Saturday, October 05, 2019

BUTTERLIES in THE PAKATAN HARAPAN CLOSET

BUTTERLIES in THE PAKATAN CLOSET and
MY CONFUSION THESE DAYS
by Azly Rahman
(Notes after a hiatus) 



The meaning we search for in Malaysian politics
Do we live in a rational world, one in which things make sense, explainable by the simple logic of cause and effect and correlation? Or has the world been an unpredictable universe of chance and randomness, and unpredictable events, from which we try to find patterns, meanings, explanation and console ourselves with the lessons learned?
Could an event that happened years, or even decades before, one that is seemingly insignificant, impact today’s world in a momentous way? Like a butterfly flapping its wings in the Amazon jungle in the 1970s, creating ripples with its wings and the ripples creating bigger ones as they interact with other ripples and over time, bigger ripples becoming waves of energy, consequently creating changes in the weather pattern.

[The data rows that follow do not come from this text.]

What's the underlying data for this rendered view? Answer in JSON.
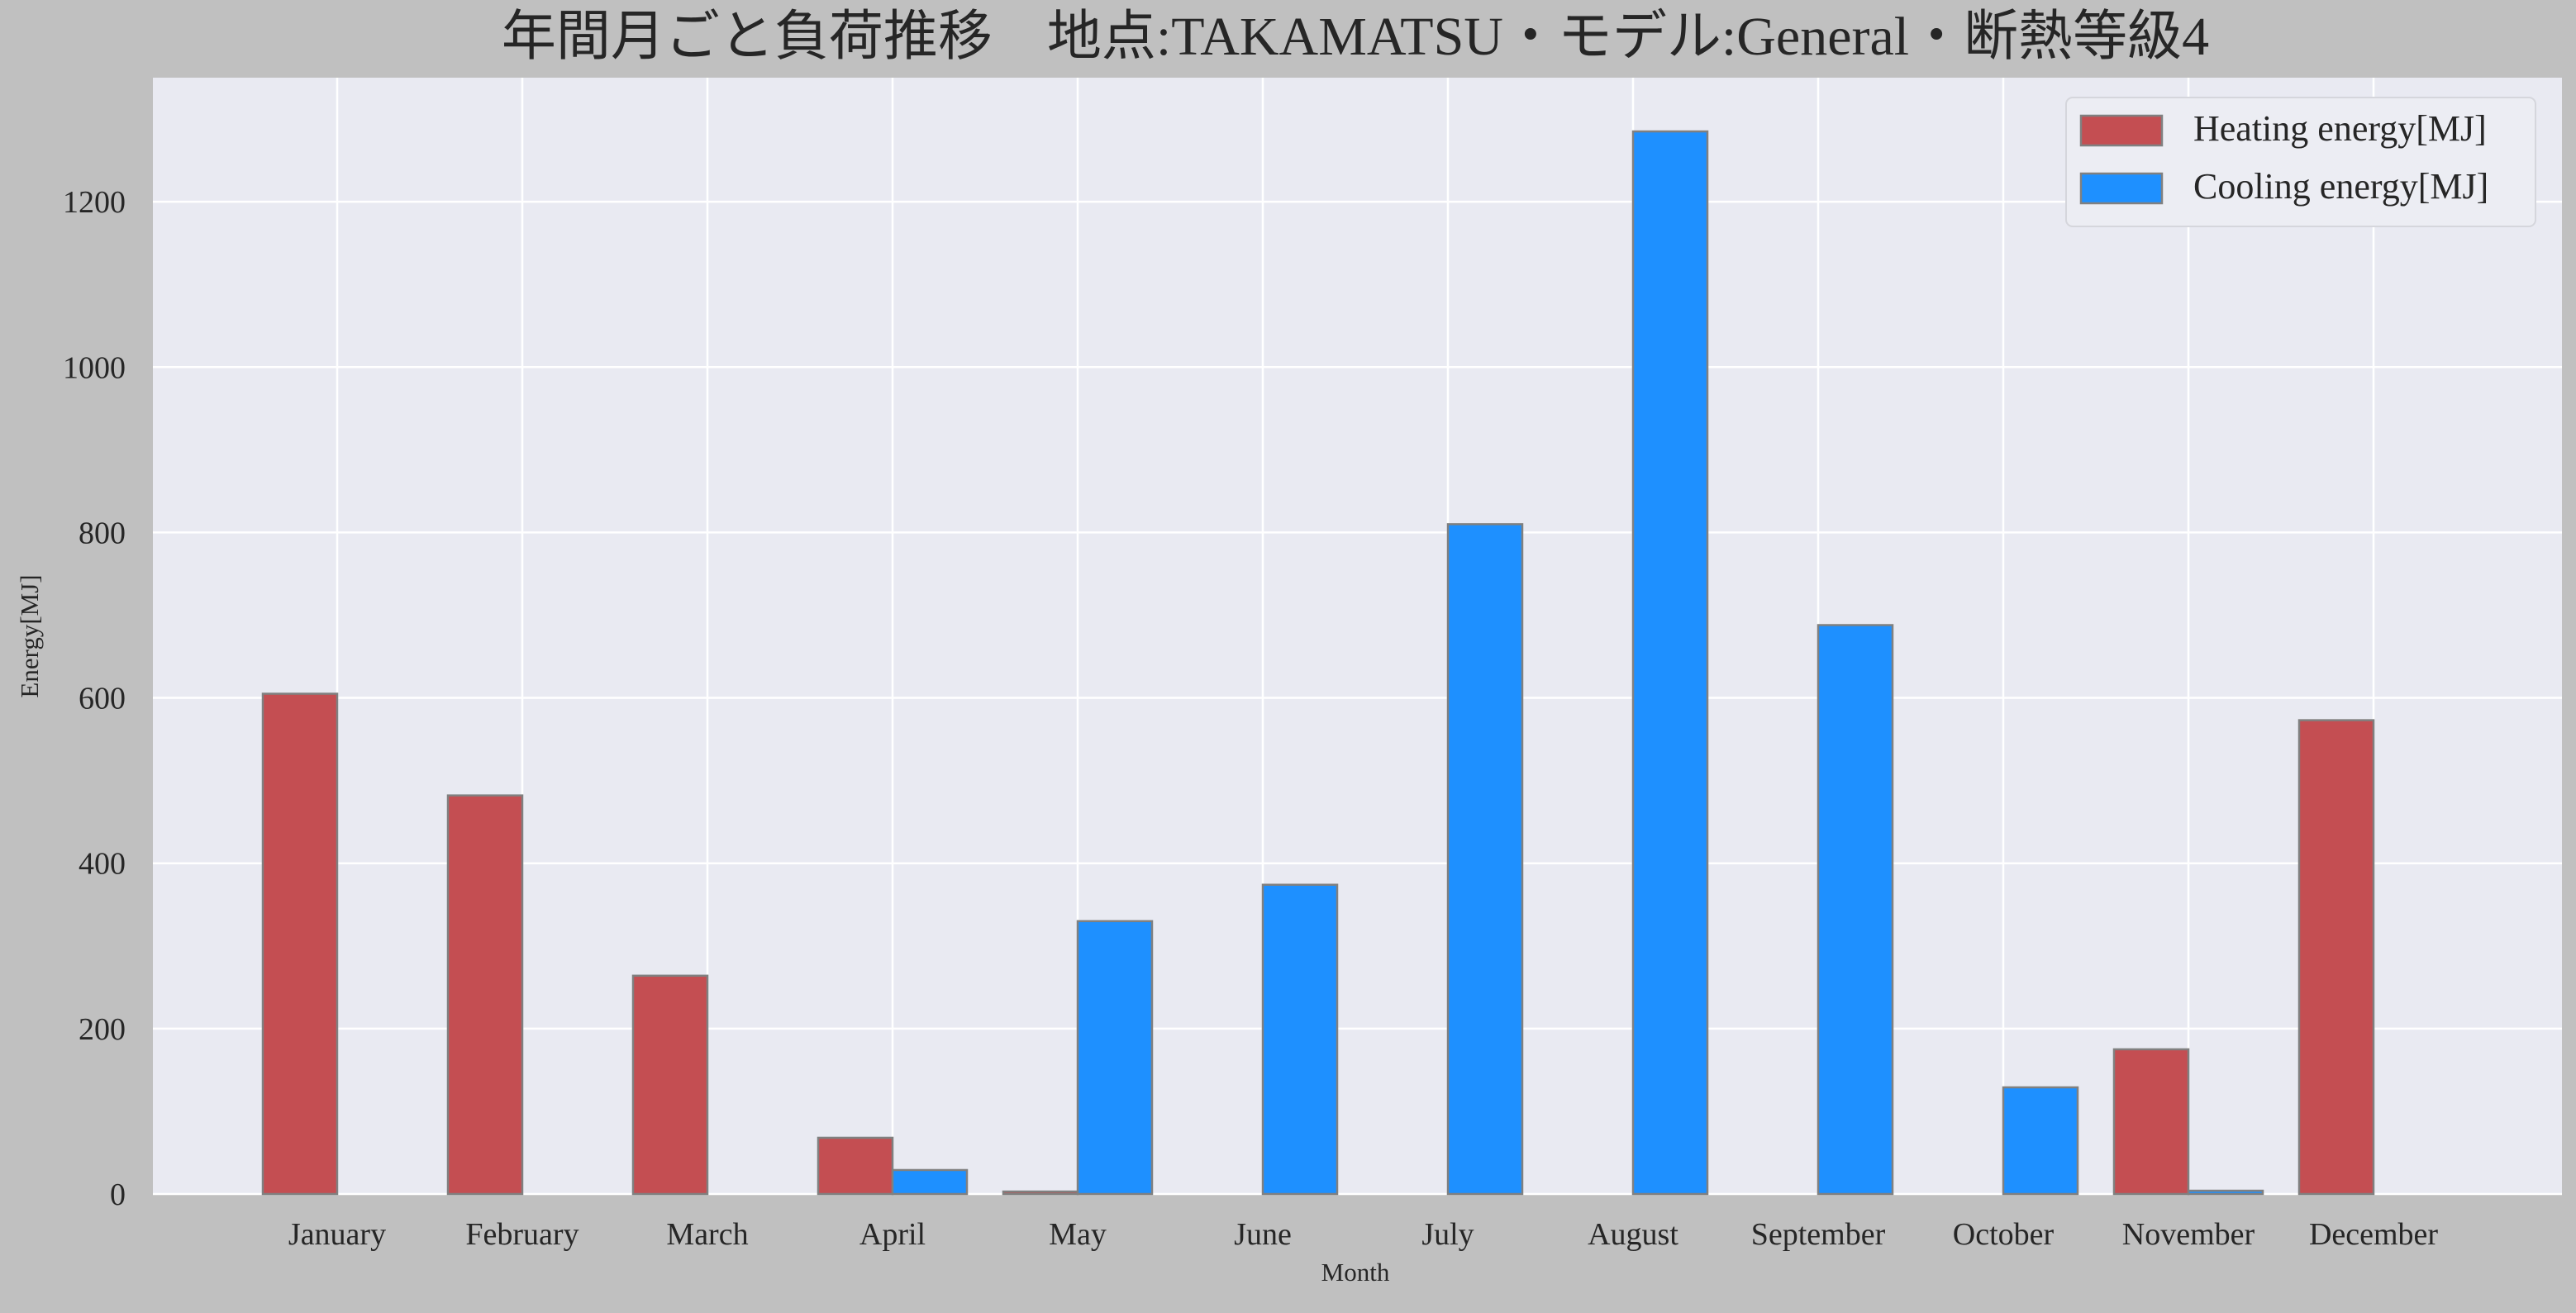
{
  "chart_data": {
    "type": "bar",
    "title": "年間月ごと負荷推移　地点:TAKAMATSU・モデル:General・断熱等級4",
    "xlabel": "Month",
    "ylabel": "Energy[MJ]",
    "categories": [
      "January",
      "February",
      "March",
      "April",
      "May",
      "June",
      "July",
      "August",
      "September",
      "October",
      "November",
      "December"
    ],
    "series": [
      {
        "name": "Heating energy[MJ]",
        "color": "#c44e52",
        "values": [
          605,
          482,
          264,
          68,
          3,
          0,
          0,
          0,
          0,
          0,
          175,
          573
        ]
      },
      {
        "name": "Cooling energy[MJ]",
        "color": "#1e90ff",
        "values": [
          0,
          0,
          0,
          29,
          330,
          374,
          810,
          1285,
          688,
          129,
          4,
          0
        ]
      }
    ],
    "ylim": [
      0,
      1350
    ],
    "yticks": [
      0,
      200,
      400,
      600,
      800,
      1000,
      1200
    ],
    "grid": true,
    "legend_position": "top-right",
    "colors": {
      "figure_bg": "#c0c0c0",
      "plot_bg": "#e9eaf2",
      "grid": "#ffffff",
      "bar_edge": "#808080"
    }
  }
}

Plausible? Correlational? Consequential?
This is a world of randomness we are in, of unpredictability we are trying to make sense of, before assigning their effect to the force of deux et machina, or fated determinism, or “God’s will”.
Consider these “butterfly effects” in Malaysian politics:
Dr Mahathir Mohamad’s revolt against Tunku Abdul Rahman narrated in “May 13: Before and After”, in all its chaos and complexity, order and randomness, Fate and Determinism, has buried the possibilities of the emergence of a truly multicultural society, with the rise and Machiavellian control of Malay politics.
The chance of non-bumiputeras to get equal opportunity and fair access to resources in education and social services continues to be sealed, as a “butterfly effect” of the victory of the Umno-Ultras during the post-May 13, 1969, political consolidation and institutionalisation of race-based politics.
Yesterday’s rebel has become today’s hero, in the person of Mahathir. It could have been a different story had Najib Abdul Razak won last May's elections. The chaos could have been faster and more devastating, the class divisions wider, the people’s misery more painful and pronounced. Most importantly, there would have been no second Mahathirist Revolution that we are now seeing. Nor will there be a full investigation and prosecution of the wrongdoings allegedly committed during Mahathir’s first tenure as prime minister.
Anwar Ibrahim’s Islamisation agenda, patroned by the Mahathir leadership, in all its sincerity and complexity of emulating the ideology of Ikhwanul Muslimin (Muslim Brotherhood) of Egypt and the 1979 Islamic Revolution of Iran, with all the flapping of the wings of countless ideological butterflies, has created the kind of Islamic radicalism hegemonising the political elite, the masses and government servants, providing a fertile ground for another wave of change: the demand for an Islamic State.
What could have happened, had the 1997 Asian financial crisis not existed, and Anwar, as finance minister then, did not have to agree to the IMF and World Bank prescriptions to get out of the George Soros-induced financial quagmire that made the country's finances parlous? It may not have led to the dismissal of Anwar Ibrahim as deputy prime minister and the birth of PKR.
The flappings of the wings of those ideological butterflies, in the years since “Anwar's black eye” incident, have created, in all the randomness and chaos, today's difficult transition of power from Mahathir to the next prime minister. The issue of trust dominates the consciousness of the two leaders who go a long way back to the early 80s, a period of plenty when Thatcherism and Reaganism were the dominant free-enterprise ideologies.
In a world of the Butterfly Effect, nothing is certain. As the Chinese philosopher Lao Tzu once said, the only permanent thing is change. Throw in the notion of politics, wherein there are no permanent enemies nor friends, and to survive the Machiavellian way, one has to use lies and deceit, even murder.
Such is the certainty of uncertainties.
Those are two examples of how one can employ the perspective of looking at butterflies in Malaysia's socio-political evolution. We do not know what force governs these.
As rational beings, we need explanations, or else some of us will go mad trying to make sense of this existential, Kafkaesque world in all its absurdities. A world in which dictators live long.
Does life have meaning?
“I don’t know,” as Socrates would answer.